Vision + ONNX + admit
Tiny shared package for loading MediaPipe and onnxruntime-web, fetching the vocabulary, and the pure admitToken function used by the production mode controller.
The Signchat pipeline is seven stages, three packages, and zero relay servers. Camera frames stay on the device; tokens and audio go directly from the browser to OpenRouter and ElevenLabs. Target: sign-end to first audible byte at p50 ~0.6 s, p95 ~0.9 s.
Each stage is a small file you can read in one sitting. The whole turn fits inside a single browser tab — there is no Signchat backend on the per-turn path.
The signer's webcam stream is sent to MediaPipe Tasks Vision (face, gesture, pose) and reduced to per-frame landmarks. Loaders live in the small @signchat/sign-pipeline package; the per-frame runner is in @signchat/runtime-browser.
A 48-frame ring of landmarks is fed into the ONNX classifier every ~500 ms. Softmax over 250 classes; two known-noisy labels are zeroed; the top-3 are emitted as ClassifierResults.
Recognized labels only enter the SignBuffer if they're either consistently top-1 across STABILITY_TICKS ticks (stable) or top-1 with a credible top-2 contender (band). This is the dropout filter against jittery single-tick predictions.
When the signer pauses, the buffered tokens plus recent hearing captions become a structured prompt. The browser POSTs directly to OpenRouter — no Vercel relay — with a JSON-schema response format constraining the model to { sentence, confidence, … }.
The model's response is parsed and validated against a Zod schema. Any malformed payload throws a ReconstructionParseError — there's no "fallback voice"; an error stays loud so the signer knows the turn failed.
The reconstructed sentence enters the mode controller's preview state.

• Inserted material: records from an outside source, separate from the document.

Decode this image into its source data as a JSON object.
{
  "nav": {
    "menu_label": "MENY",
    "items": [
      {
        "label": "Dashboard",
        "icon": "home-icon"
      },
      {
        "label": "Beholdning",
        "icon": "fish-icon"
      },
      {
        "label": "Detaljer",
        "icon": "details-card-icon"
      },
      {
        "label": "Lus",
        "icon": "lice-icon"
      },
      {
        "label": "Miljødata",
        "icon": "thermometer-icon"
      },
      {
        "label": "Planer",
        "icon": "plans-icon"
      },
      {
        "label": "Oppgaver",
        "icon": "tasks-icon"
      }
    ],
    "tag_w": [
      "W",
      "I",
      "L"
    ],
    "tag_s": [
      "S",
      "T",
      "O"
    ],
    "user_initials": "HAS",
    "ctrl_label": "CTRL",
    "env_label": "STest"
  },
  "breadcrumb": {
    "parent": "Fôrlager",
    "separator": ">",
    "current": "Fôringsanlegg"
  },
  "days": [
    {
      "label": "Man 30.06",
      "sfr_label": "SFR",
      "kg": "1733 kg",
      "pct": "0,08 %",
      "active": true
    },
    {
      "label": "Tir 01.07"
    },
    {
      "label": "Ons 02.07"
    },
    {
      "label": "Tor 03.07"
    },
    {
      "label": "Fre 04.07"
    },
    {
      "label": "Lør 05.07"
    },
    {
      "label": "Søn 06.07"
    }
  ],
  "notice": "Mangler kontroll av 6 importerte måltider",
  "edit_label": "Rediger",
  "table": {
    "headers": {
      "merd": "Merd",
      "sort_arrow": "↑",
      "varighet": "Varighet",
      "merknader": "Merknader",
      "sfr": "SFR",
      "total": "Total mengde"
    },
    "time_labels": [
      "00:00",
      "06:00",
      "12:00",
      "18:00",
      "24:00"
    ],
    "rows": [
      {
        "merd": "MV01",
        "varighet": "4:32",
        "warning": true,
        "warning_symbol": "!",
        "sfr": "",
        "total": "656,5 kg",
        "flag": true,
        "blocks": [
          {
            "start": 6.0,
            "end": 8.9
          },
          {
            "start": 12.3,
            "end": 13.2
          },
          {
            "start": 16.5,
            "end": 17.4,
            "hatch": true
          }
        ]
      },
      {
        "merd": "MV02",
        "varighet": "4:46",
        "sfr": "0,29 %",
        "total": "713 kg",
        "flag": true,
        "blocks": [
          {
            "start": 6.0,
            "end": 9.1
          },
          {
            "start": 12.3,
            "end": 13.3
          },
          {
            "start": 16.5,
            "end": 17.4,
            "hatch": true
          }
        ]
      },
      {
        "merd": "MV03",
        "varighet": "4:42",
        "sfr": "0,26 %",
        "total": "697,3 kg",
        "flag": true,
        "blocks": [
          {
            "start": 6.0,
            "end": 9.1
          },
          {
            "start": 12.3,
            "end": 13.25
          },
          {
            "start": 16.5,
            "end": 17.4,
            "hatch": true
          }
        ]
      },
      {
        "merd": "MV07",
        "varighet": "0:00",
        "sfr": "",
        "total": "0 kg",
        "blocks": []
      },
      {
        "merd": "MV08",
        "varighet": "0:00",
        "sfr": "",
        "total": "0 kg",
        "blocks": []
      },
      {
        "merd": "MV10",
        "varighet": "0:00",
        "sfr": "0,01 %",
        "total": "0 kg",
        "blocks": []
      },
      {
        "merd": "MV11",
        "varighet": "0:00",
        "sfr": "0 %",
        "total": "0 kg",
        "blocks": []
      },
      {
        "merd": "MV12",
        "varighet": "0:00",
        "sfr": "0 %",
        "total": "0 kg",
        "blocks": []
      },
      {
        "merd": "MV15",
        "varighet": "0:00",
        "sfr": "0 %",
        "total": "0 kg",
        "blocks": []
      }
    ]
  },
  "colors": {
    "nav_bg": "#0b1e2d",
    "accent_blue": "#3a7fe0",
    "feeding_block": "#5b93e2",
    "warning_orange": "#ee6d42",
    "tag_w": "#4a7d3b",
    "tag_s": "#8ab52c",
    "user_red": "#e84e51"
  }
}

In auto mode it advances to speaking after a configurable silence; in proofread mode the signer must explicitly Approve, Edit, Re-sign, or Discard.
The approved sentence is streamed sentence-at-a-time to ElevenLabs Flash v2.5 over a WebSocket. Returned 24 kHz PCM is decoded and mixed with the user's mic in Web Audio and published as a single LiveKit signchat-voice track that the hearing peer subscribes to like any other call audio.
The pipeline is split across three workspace packages so the heavy bits (network, audio, FSM) can be reused by the Bridge Electron app without dragging the web UI along.
Tiny shared package for loading MediaPipe and onnxruntime-web, fetching the vocabulary, and the pure admitToken function used by the production mode controller.
The frozen LEAN_OPTIONS_SYSTEM prompt, the request builder that formats top-K tokens and dialog history, and the Zod-backed response parser.
OpenRouter HTTP client, ElevenLabs WSS streaming, the mode-controller finite state machine, the sign-classifier orchestration, and the Web Audio graph that publishes the signchat-voice track.
“LiveKit Cloud, OpenRouter, and ElevenLabs handle every per-turn data path. Vercel mints credentials — it’s not on the per-turn path.”
Numbers from the latest in-repo sweep (prompt-tester-service / RESULTS.md): 10 models × 399 scenarios = 3,990 OpenRouter calls. The numbers below are for the model call only — not the full sign-end → audible-byte path. Add ~300–500 ms for ElevenLabs TTS + audio mixing.

Each dot is one model across 399 cases. Up and to the left is best. Two models (claude-haiku-latest, command-a) have high timeout rates and are excluded from real-time use. Full methodology in the RESULTS.md.
Open a call and toggle the Debug pane to see classifier ticks, admitted tokens, OpenRouter latency, and TTS bytes in real time.